Today, I was determined to clear the fridge of the beautiful, burgundy-colored carrots that I'd picked up weeks ago. There were six good-sized ones, so a drastic measure was in order. Remembering the amazing transformation of the root veggies in a slow-cooked hash, I decided to do something similar, but this time with an Asian twist. (Come to think of it, I think I got the carrots when I did the hash; which makes the carrots three-week old. Sigh...) The main was to be shiitake mushrooms stuffed with ground chicken, Vietnamese pink mint (that tastes like Japanese shiso), and ginger, so a side of slow-cooked carrots in Thai red curry sauce would be a nice accompaniment.

Slow-Cooked Carrots with Thai Red Curry Sauce

Slow-Cooked Carrots with Thai Red Curry Sauce (for two)

First, wash the carrots and cut them into bite-sized chunks. Heat a generous amount of butter or vegetable oil in a heavy frying pan, and sautée the garlic and onion. When they're half translucent, add carrots. Stir to coat the carrots with butter (or oil), then arrange the carrots on the pan so that every piece is touching the pan. Sprinkle the coriander seeds. Turn the heat down and cook slowly, without stirring. Every once in a while, turn the carrots to ensure that all sides are browned.

Meanwhile, mix the coconut milk, red curry paste and lime peel in a bowl. After about 30 minutes of slow-cooking (or when the carrots are cooked through and the onions are nicely caramelized), pour the mixture into the frying pan. Let the sauce simmer and thicken for a minute or two. Serve in a bowl or on a plate, and garnish with fresh cilantro. It does take about half an hour for the carrots to slowly release its sweetness, but that doesn't mean that you have to tend the pan every single minute of it. I managed to make the stuffed shiitake mushrooms and miso soup while the carrots cooked. This is a let-the-stove-do-its-job-while-I-do-mine kind of recipe.

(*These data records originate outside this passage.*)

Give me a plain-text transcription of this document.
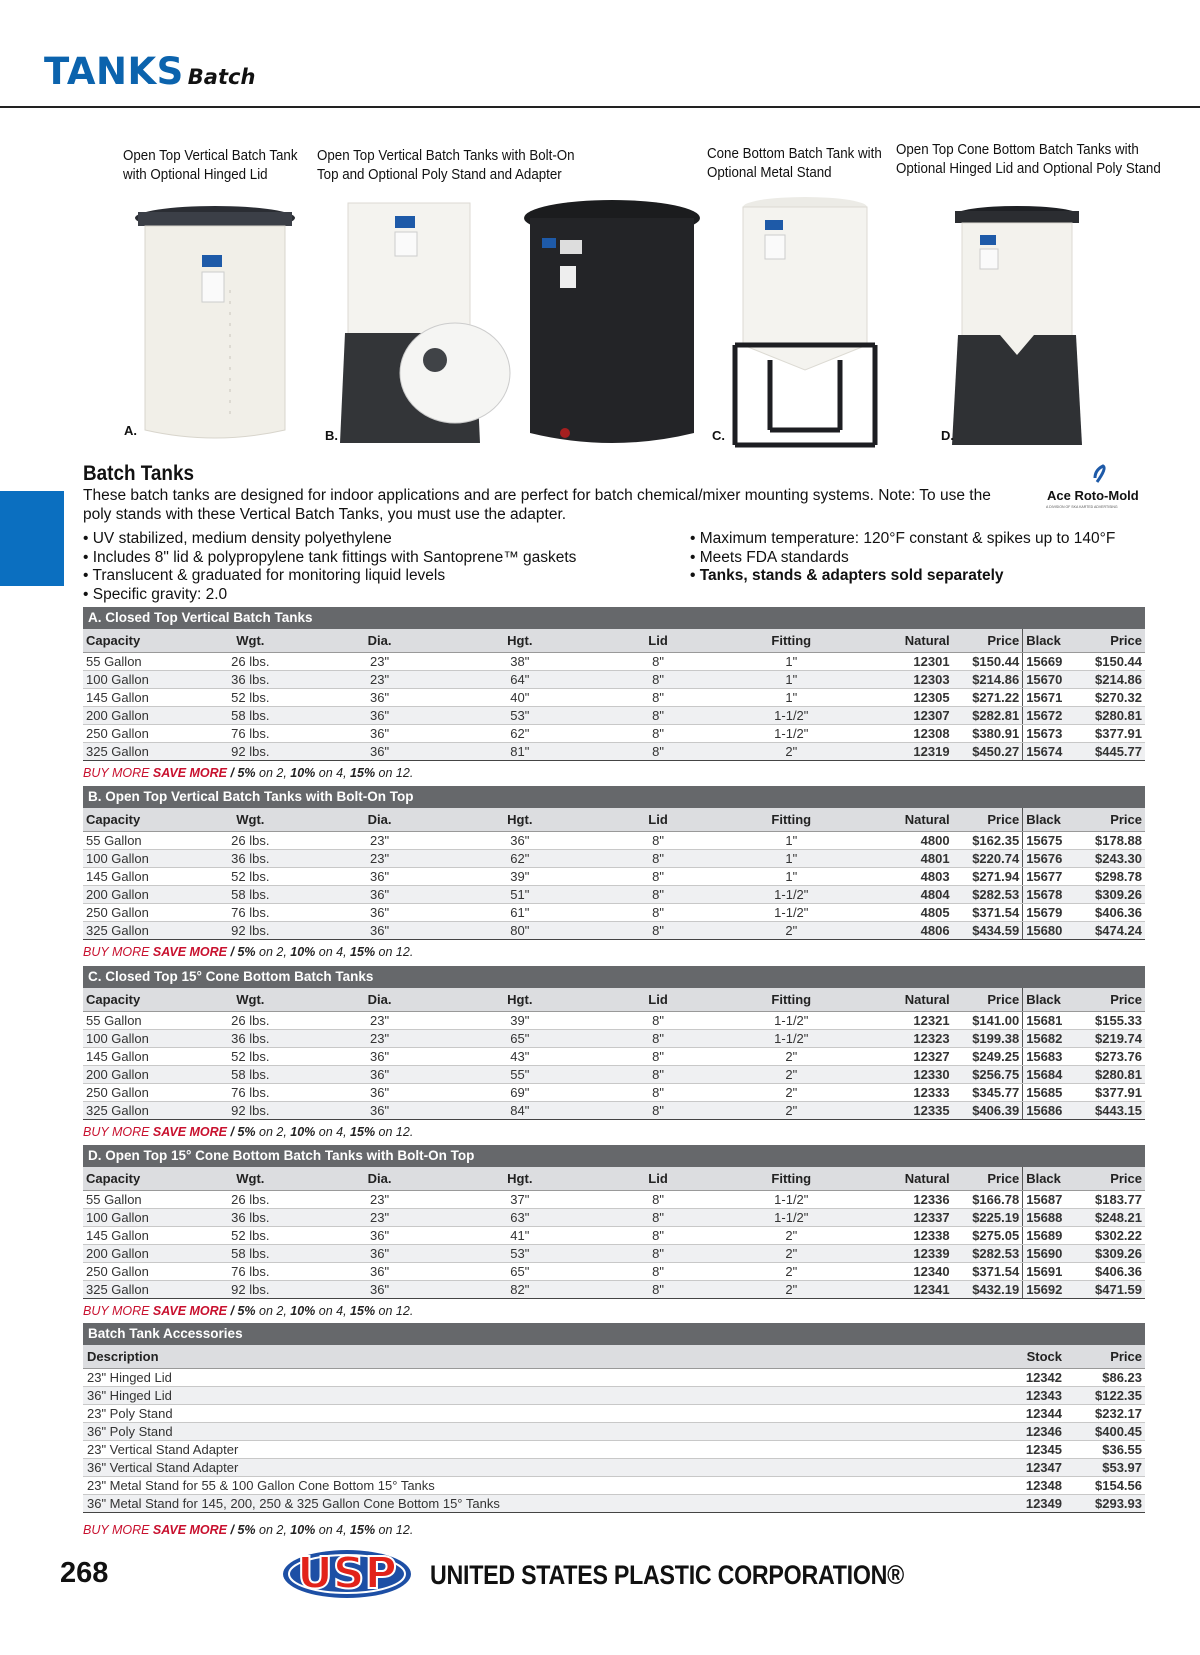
TANKS Batch
Open Top Vertical Batch Tank
with Optional Hinged Lid
Open Top Vertical Batch Tanks with Bolt-On
Top and Optional Poly Stand and Adapter
Cone Bottom Batch Tank with
Optional Metal Stand
Open Top Cone Bottom Batch Tanks with
Optional Hinged Lid and Optional Poly Stand
A.	B.	C.	D.
Batch Tanks
These batch tanks are designed for indoor applications and are perfect for batch chemical/mixer mounting systems. Note: To use the poly stands with these Vertical Batch Tanks, you must use the adapter.
Ace Roto-Mold
A DIVISION OF SKA KARTED ADVERTISING
• UV stabilized, medium density polyethylene
• Includes 8" lid & polypropylene tank fittings with Santoprene™ gaskets
• Translucent & graduated for monitoring liquid levels
• Specific gravity: 2.0
• Maximum temperature: 120°F constant & spikes up to 140°F
• Meets FDA standards
• Tanks, stands & adapters sold separately
A. Closed Top Vertical Batch Tanks
Capacity	Wgt.	Dia.	Hgt.	Lid	Fitting	Natural	Price	Black	Price
55 Gallon	26 lbs.	23"	38"	8"	1"	12301	$150.44	15669	$150.44
100 Gallon	36 lbs.	23"	64"	8"	1"	12303	$214.86	15670	$214.86
145 Gallon	52 lbs.	36"	40"	8"	1"	12305	$271.22	15671	$270.32
200 Gallon	58 lbs.	36"	53"	8"	1-1/2"	12307	$282.81	15672	$280.81
250 Gallon	76 lbs.	36"	62"	8"	1-1/2"	12308	$380.91	15673	$377.91
325 Gallon	92 lbs.	36"	81"	8"	2"	12319	$450.27	15674	$445.77
B. Open Top Vertical Batch Tanks with Bolt-On Top
Capacity	Wgt.	Dia.	Hgt.	Lid	Fitting	Natural	Price	Black	Price
55 Gallon	26 lbs.	23"	36"	8"	1"	4800	$162.35	15675	$178.88
100 Gallon	36 lbs.	23"	62"	8"	1"	4801	$220.74	15676	$243.30
145 Gallon	52 lbs.	36"	39"	8"	1"	4803	$271.94	15677	$298.78
200 Gallon	58 lbs.	36"	51"	8"	1-1/2"	4804	$282.53	15678	$309.26
250 Gallon	76 lbs.	36"	61"	8"	1-1/2"	4805	$371.54	15679	$406.36
325 Gallon	92 lbs.	36"	80"	8"	2"	4806	$434.59	15680	$474.24
C. Closed Top 15° Cone Bottom Batch Tanks
Capacity	Wgt.	Dia.	Hgt.	Lid	Fitting	Natural	Price	Black	Price
55 Gallon	26 lbs.	23"	39"	8"	1-1/2"	12321	$141.00	15681	$155.33
100 Gallon	36 lbs.	23"	65"	8"	1-1/2"	12323	$199.38	15682	$219.74
145 Gallon	52 lbs.	36"	43"	8"	2"	12327	$249.25	15683	$273.76
200 Gallon	58 lbs.	36"	55"	8"	2"	12330	$256.75	15684	$280.81
250 Gallon	76 lbs.	36"	69"	8"	2"	12333	$345.77	15685	$377.91
325 Gallon	92 lbs.	36"	84"	8"	2"	12335	$406.39	15686	$443.15
D. Open Top 15° Cone Bottom Batch Tanks with Bolt-On Top
Capacity	Wgt.	Dia.	Hgt.	Lid	Fitting	Natural	Price	Black	Price
55 Gallon	26 lbs.	23"	37"	8"	1-1/2"	12336	$166.78	15687	$183.77
100 Gallon	36 lbs.	23"	63"	8"	1-1/2"	12337	$225.19	15688	$248.21
145 Gallon	52 lbs.	36"	41"	8"	2"	12338	$275.05	15689	$302.22
200 Gallon	58 lbs.	36"	53"	8"	2"	12339	$282.53	15690	$309.26
250 Gallon	76 lbs.	36"	65"	8"	2"	12340	$371.54	15691	$406.36
325 Gallon	92 lbs.	36"	82"	8"	2"	12341	$432.19	15692	$471.59
Batch Tank Accessories
Description	Stock	Price
23" Hinged Lid	12342	$86.23
36" Hinged Lid	12343	$122.35
23" Poly Stand	12344	$232.17
36" Poly Stand	12346	$400.45
23" Vertical Stand Adapter	12345	$36.55
36" Vertical Stand Adapter	12347	$53.97
23" Metal Stand for 55 & 100 Gallon Cone Bottom 15° Tanks	12348	$154.56
36" Metal Stand for 145, 200, 250 & 325 Gallon Cone Bottom 15° Tanks	12349	$293.93
BUY MORE SAVE MORE / 5% on 2, 10% on 4, 15% on 12.
BUY MORE SAVE MORE / 5% on 2, 10% on 4, 15% on 12.
BUY MORE SAVE MORE / 5% on 2, 10% on 4, 15% on 12.
BUY MORE SAVE MORE / 5% on 2, 10% on 4, 15% on 12.
BUY MORE SAVE MORE / 5% on 2, 10% on 4, 15% on 12.
268	USP UNITED STATES PLASTIC CORPORATION®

As was the case with the root veggie hash, the slow cooking on low heat brought out the natural sugar in the carrots, while the tang and heat of the Thai red curry livened up the sweetness. There wasn't a hint of that green, pungent flavor typical of carrots--this might be a disappointing dish if you love that flavor, but even for a carrot lover, I think the surprising sweetness within the carrots that the slow-cooking brings out would be pleasurable. I wonder if you could pass this dish to your carrot-hating kids without them rejecting it--it doesn't taste like carrots at all, but then again, kids are freakishly keen observers when it comes to foods they don't like. I've read enough accounts of failed attempts to "hide" a detested ingredient in an innocent-looking dish. One thing for sure is, though, that once a carrot hater puts this in his/her mouth, the toughest hurdle has been cleared.

We successfully defeated the six remaining carrots with this wonderfully comforting dish--just in time for a next bunch from the Green City Market on Wednesday!